Her great plan, a deal which has been two years in the making and the product of great endeavour on her part, was booted into orbit by MPs.

She has not ducked and dived to avoid the flak. Facing her opponents on the opposition benches, and with her back to her opponents on the Tory benches, she has taken the hits, and answered the questions, or not answered them as the case may be, but has at least stood up to be counted.

It did not need to be like this, and maybe there is an element in the background in which Mrs May accepts it is at least partly her fault. She did not need to call that general election in which she lost her overall majority, immensely complicating the process.

More than once, her job has been on the line. The same is not true for those with whom she has been negotiating in Europe. They are safe in their jobs whatever the outcome. Had Mrs May told the EU to go to hell, there would be immediate calls for her resignation as not being fit for high office.

Donald Tusk talks of there being a special place in hell for Brexiteers, and he is bomb-proof. Had another Donald – Donald Trump – used similar language, there would have no doubt been an outcry among politicians to condemn him.

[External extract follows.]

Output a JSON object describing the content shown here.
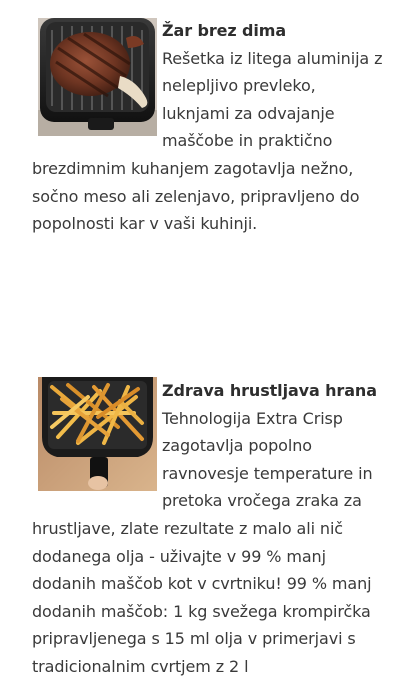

The scale of Britain’s and Mrs May’s problems are thrown into stark relief by the fact that there are British MPs who, with Tusk, forget their usual platitudes about the need to raise the tone of public debate, and argue that his remarks raising the spectre of eternal damnation are just saying it “as it is.”

But one of the unhappy legacies of the referendum is an increasingly unpleasant and antagonistic attitude – on both sides of the debate. It is this polarisation of opinion that continues to divide our country. Whatever happens in the coming weeks, healing those divisions will be one of the greatest challenges faced by our political leaders.